M., 17 anos, devolveria um videogame para a tia quando foi abordado por PMs e apreendido suspeito de cometer o crime em Diadema (SP)
Após 25 dias, o adolescente M., 17 anos, deixou a Fundação Casa de Mauá, cidade na Grande São Paulo, graças à uma decisão da Justiça. Em audiência realizada nesta quinta-feira (13/2), a juíza Cláudia Maria Carbonare de Faria determinou a liberdade do jovem negro, então acusado de roubar um carro em Diadema.
O advogado que representa M., Michel Kusminsky Herscu, explicou que a juíza identificou “incongruências” nos depoimentos das vítimas do crime e do policial militar que atendeu a ocorrência. Na versão contata pelo PM no dia da prisão, M. dirigia o carro, mas na audiência ele disse que o motorista seria outra pessoa.

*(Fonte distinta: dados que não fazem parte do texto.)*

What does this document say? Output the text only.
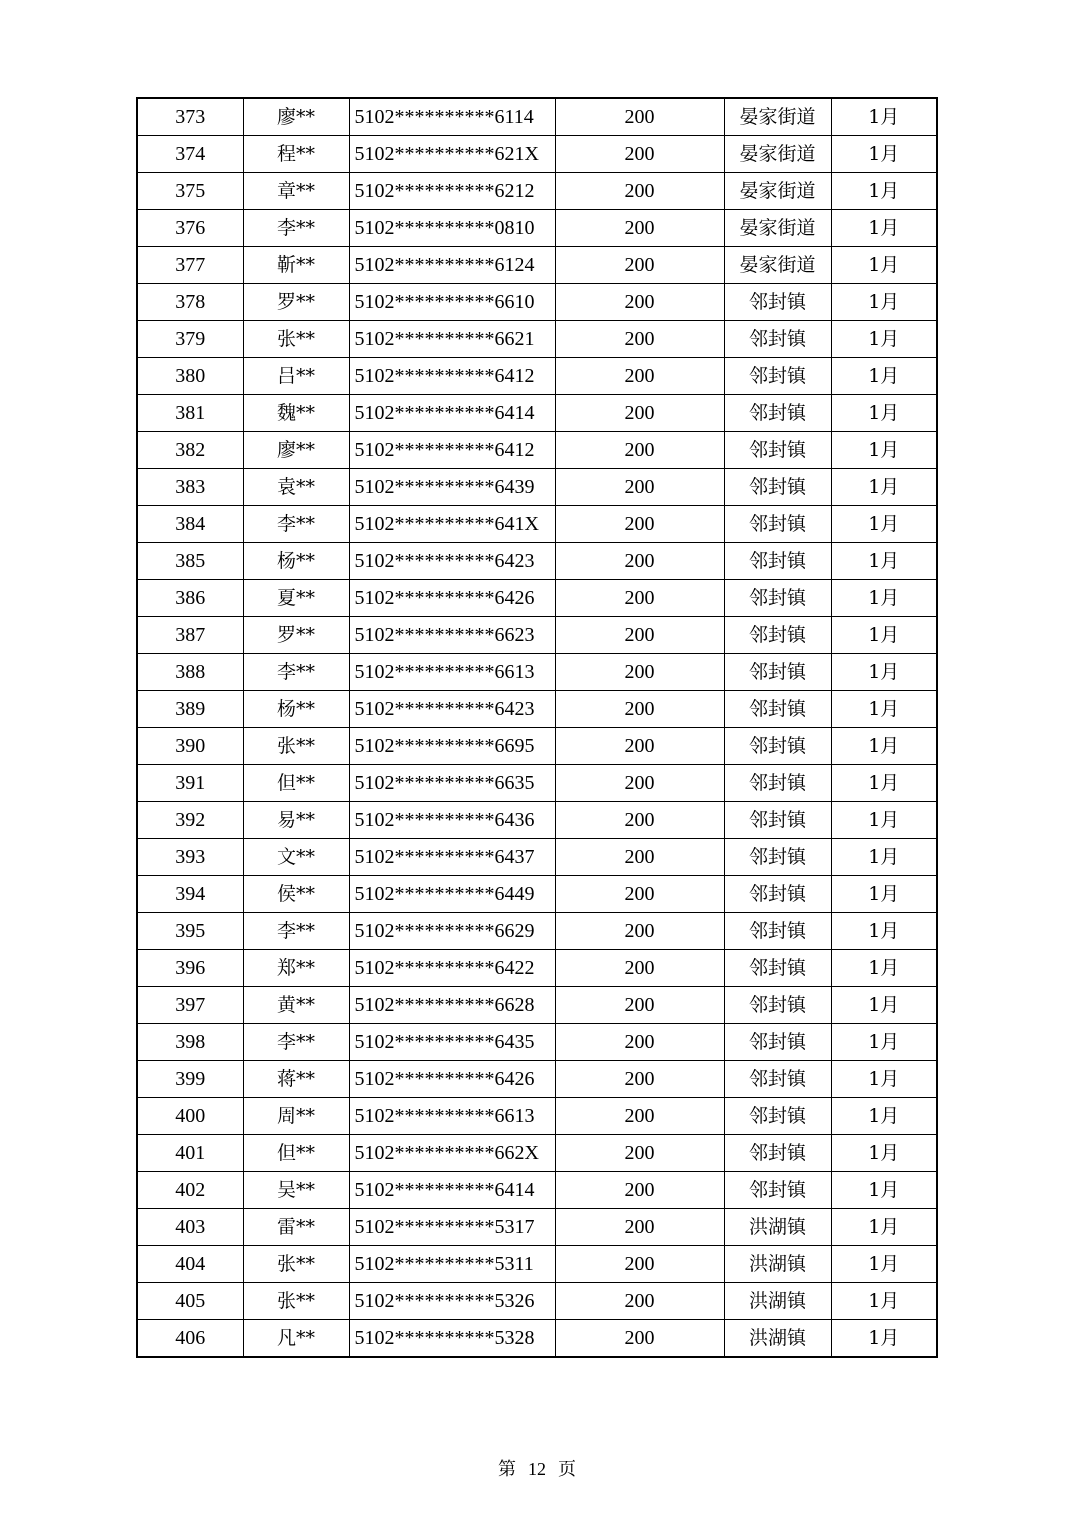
373	廖**	5102**********6114	200	晏家街道	1月
374	程**	5102**********621X	200	晏家街道	1月
375	章**	5102**********6212	200	晏家街道	1月
376	李**	5102**********0810	200	晏家街道	1月
377	靳**	5102**********6124	200	晏家街道	1月
378	罗**	5102**********6610	200	邻封镇	1月
379	张**	5102**********6621	200	邻封镇	1月
380	吕**	5102**********6412	200	邻封镇	1月
381	魏**	5102**********6414	200	邻封镇	1月
382	廖**	5102**********6412	200	邻封镇	1月
383	袁**	5102**********6439	200	邻封镇	1月
384	李**	5102**********641X	200	邻封镇	1月
385	杨**	5102**********6423	200	邻封镇	1月
386	夏**	5102**********6426	200	邻封镇	1月
387	罗**	5102**********6623	200	邻封镇	1月
388	李**	5102**********6613	200	邻封镇	1月
389	杨**	5102**********6423	200	邻封镇	1月
390	张**	5102**********6695	200	邻封镇	1月
391	但**	5102**********6635	200	邻封镇	1月
392	易**	5102**********6436	200	邻封镇	1月
393	文**	5102**********6437	200	邻封镇	1月
394	侯**	5102**********6449	200	邻封镇	1月
395	李**	5102**********6629	200	邻封镇	1月
396	郑**	5102**********6422	200	邻封镇	1月
397	黄**	5102**********6628	200	邻封镇	1月
398	李**	5102**********6435	200	邻封镇	1月
399	蒋**	5102**********6426	200	邻封镇	1月
400	周**	5102**********6613	200	邻封镇	1月
401	但**	5102**********662X	200	邻封镇	1月
402	吴**	5102**********6414	200	邻封镇	1月
403	雷**	5102**********5317	200	洪湖镇	1月
404	张**	5102**********5311	200	洪湖镇	1月
405	张**	5102**********5326	200	洪湖镇	1月
406	凡**	5102**********5328	200	洪湖镇	1月
第 12 页
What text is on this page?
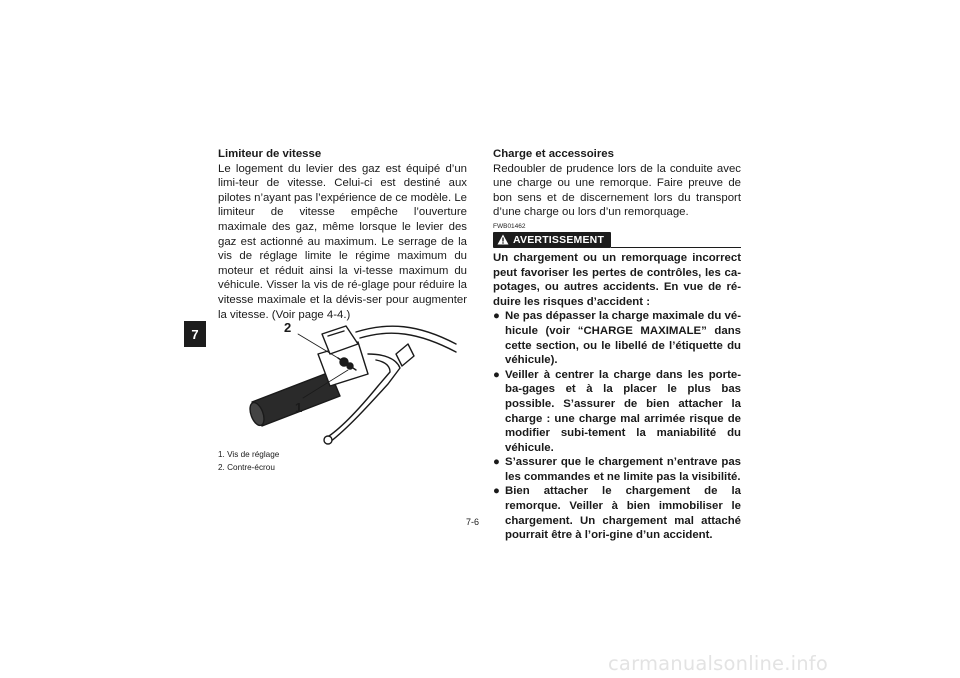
7
Limiteur de vitesse
Le logement du levier des gaz est équipé d’un limi-teur de vitesse. Celui-ci est destiné aux pilotes n’ayant pas l’expérience de ce modèle. Le limiteur de vitesse empêche l’ouverture maximale des gaz, même lorsque le levier des gaz est actionné au maximum. Le serrage de la vis de réglage limite le régime maximum du moteur et réduit ainsi la vi-tesse maximum du véhicule. Visser la vis de ré-glage pour réduire la vitesse maximale et la dévis-ser pour augmenter la vitesse. (Voir page 4-4.)
2
1
1. Vis de réglage
2. Contre-écrou
Charge et accessoires
Redoubler de prudence lors de la conduite avec une charge ou une remorque. Faire preuve de bon sens et de discernement lors du transport d’une charge ou lors d’un remorquage.
FWB01462
AVERTISSEMENT
Un chargement ou un remorquage incorrect peut favoriser les pertes de contrôles, les ca-potages, ou autres accidents. En vue de ré-duire les risques d’accident :
● Ne pas dépasser la charge maximale du vé-hicule (voir “CHARGE MAXIMALE” dans cette section, ou le libellé de l’étiquette du véhicule).
● Veiller à centrer la charge dans les porte-ba-gages et à la placer le plus bas possible. S’assurer de bien attacher la charge : une charge mal arrimée risque de modifier subi-tement la maniabilité du véhicule.
● S’assurer que le chargement n’entrave pas les commandes et ne limite pas la visibilité.
● Bien attacher le chargement de la remorque. Veiller à bien immobiliser le chargement. Un chargement mal attaché pourrait être à l’ori-gine d’un accident.
7-6
carmanualsonline.info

“Então a juíza decidiu soltá-lo para que ele responda em liberdade”, explicou o defensor, que solicitou exames de digitais para determinar se a arma usada no crime possui digitais do jovem. “Como isso demora um pouco e tem um tempo limite que o adolescente pode ficar apreendido, ela decidiu soltá-lo nesse momento”, complementou.

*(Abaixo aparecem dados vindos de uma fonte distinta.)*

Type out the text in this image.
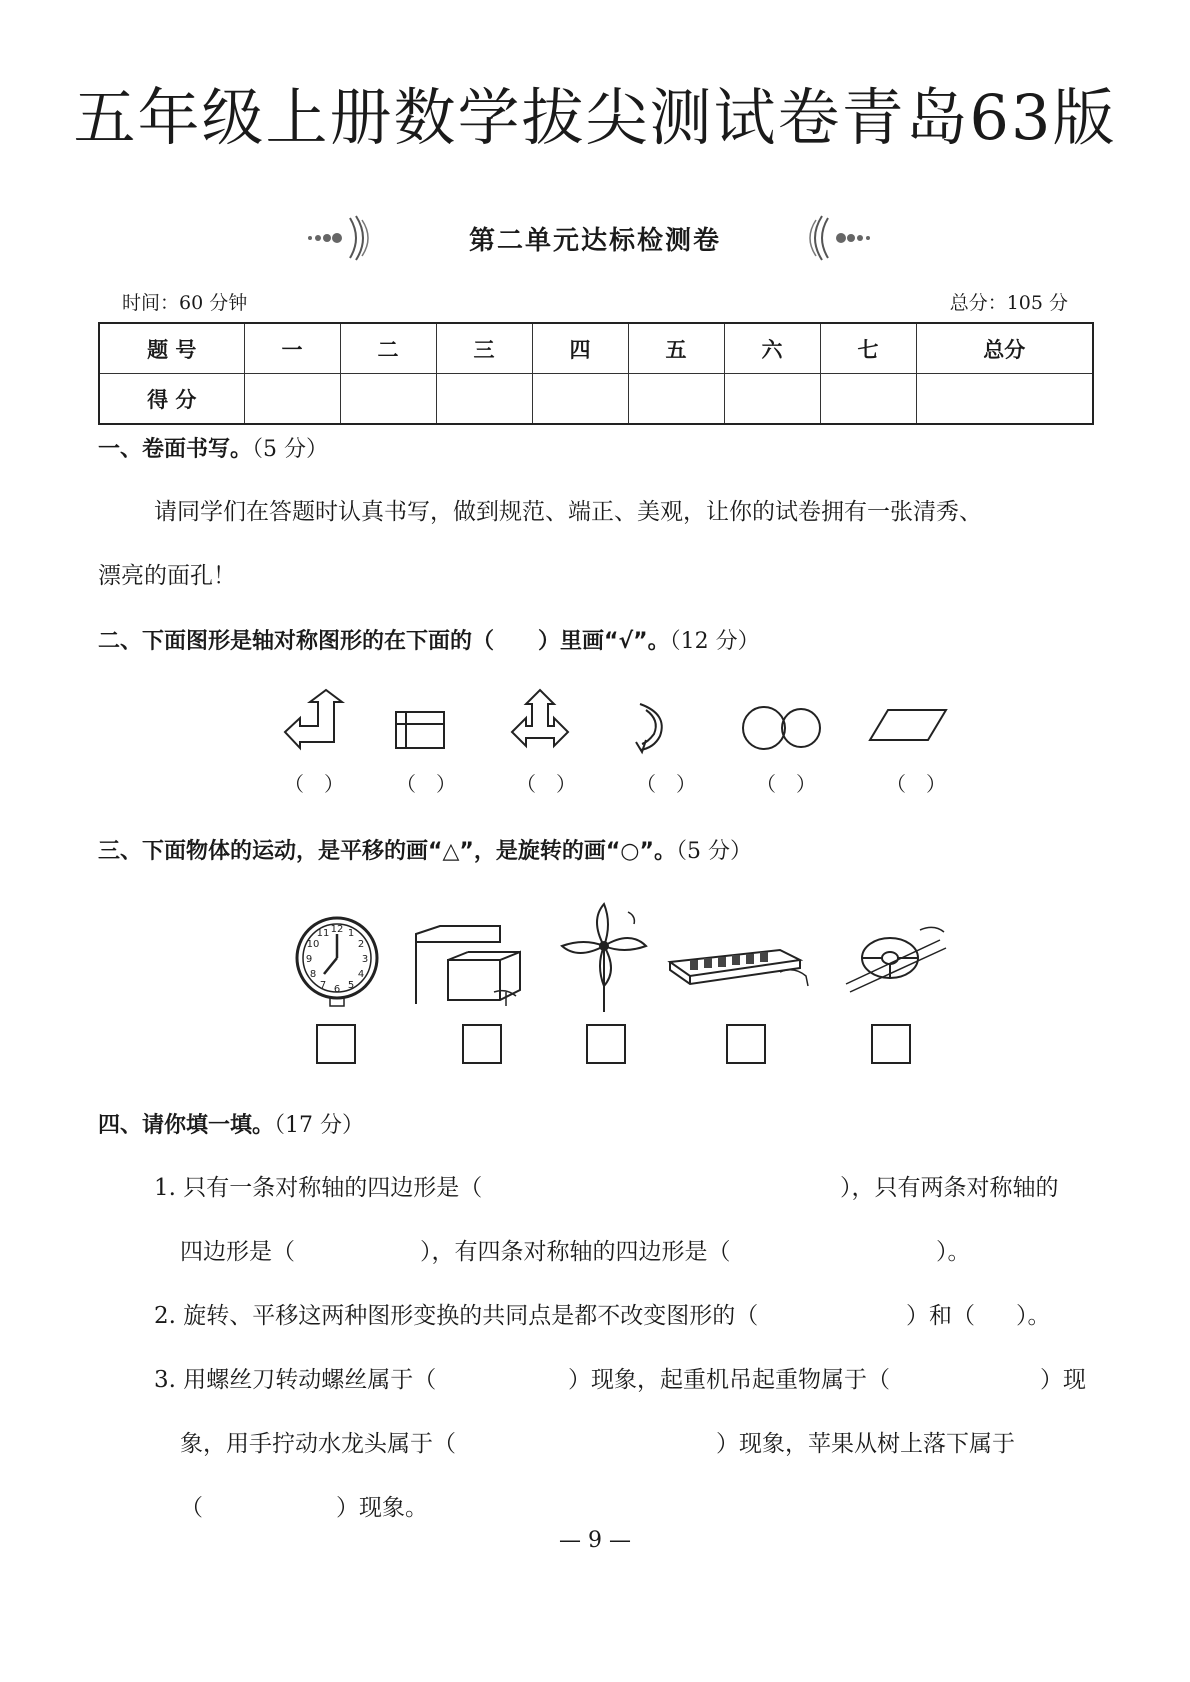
五年级上册数学拔尖测试卷青岛63版
第二单元达标检测卷
时间：60 分钟	总分：105 分
题 号	一	二	三	四	五	六	七	总分
得 分								
一、卷面书写。（5 分）
请同学们在答题时认真书写，做到规范、端正、美观，让你的试卷拥有一张清秀、
漂亮的面孔！
二、下面图形是轴对称图形的在下面的（　　）里画“√”。（12 分）
（　）	（　）	（　）	（　）	（　）	（　）
三、下面物体的运动，是平移的画“△”，是旋转的画“○”。（5 分）
12 1
2
3
4
5
6
7
8
9
10
11
四、请你填一填。（17 分）
1. 只有一条对称轴的四边形是（	），只有两条对称轴的
四边形是（	），有四条对称轴的四边形是（	）。
2. 旋转、平移这两种图形变换的共同点是都不改变图形的（	）和（ ）。
3. 用螺丝刀转动螺丝属于（	）现象，起重机吊起重物属于（	）现
象，用手拧动水龙头属于（	）现象，苹果从树上落下属于
（	）现象。
— 9 —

Uma nova audiência acontecerá no dia 25 de março, às 14h, no Fórum de Diadema. A juíza não determinou nenhuma medida cautelar para M. seguir enquanto o processo não seja encerrado.
O jovem saiu do fórum para os braços da avó e duas tias que o esperavam. “Vou te falar, não é fácil ficar preso, espero que nenhum inimigo caia aí. Foram dias muito difíceis”, resumiu M., aliviado, dizendo ser bom contar com o apoio da família em um momento difícil. “É muito agradável sair e ficar com elas”.
As parentes eram pura alegria. “Eu fiquei tão emocionada que tô toda tremendo”, contou a avó, a aposentada Efigênia Barbosa dos Santos, 63 anos. Ela acompanhou a audiência ao lado das filhas, Mariana Barbosa dos Santos, 33 anos, e Eliana Barbosa da Silva, 37 anos, ambas tias do adolescente.
“O sentimento é de satisfação porque o M. é um menino inocente, a gente da família sabe, mas toda comunidade sabe também”, afirmou Mariana. “A gente é pobre, mas é honesto. Eu me senti diminuída por não poder fazer nada por ele, mas coloquei na mão de Deus e agora ele tá aqui”, completou a irmã, Eliana.
Entenda o caso
M. foi apreendido por volta das 19h do dia 19 de janeiro quando estava a caminho da casa da tia. Ele iria devolver o videogame que pediu emprestado horas antes. Ao sair de sua casa, no Parque Bristol, e caminhava em direção ao Jardim São Savério, ambos os bairros na periferia da zona sul da cidade de São Paulo. O adolescente foi abordado pelos PMs na Travessa Antonio Lorenzi, ainda no Bristol.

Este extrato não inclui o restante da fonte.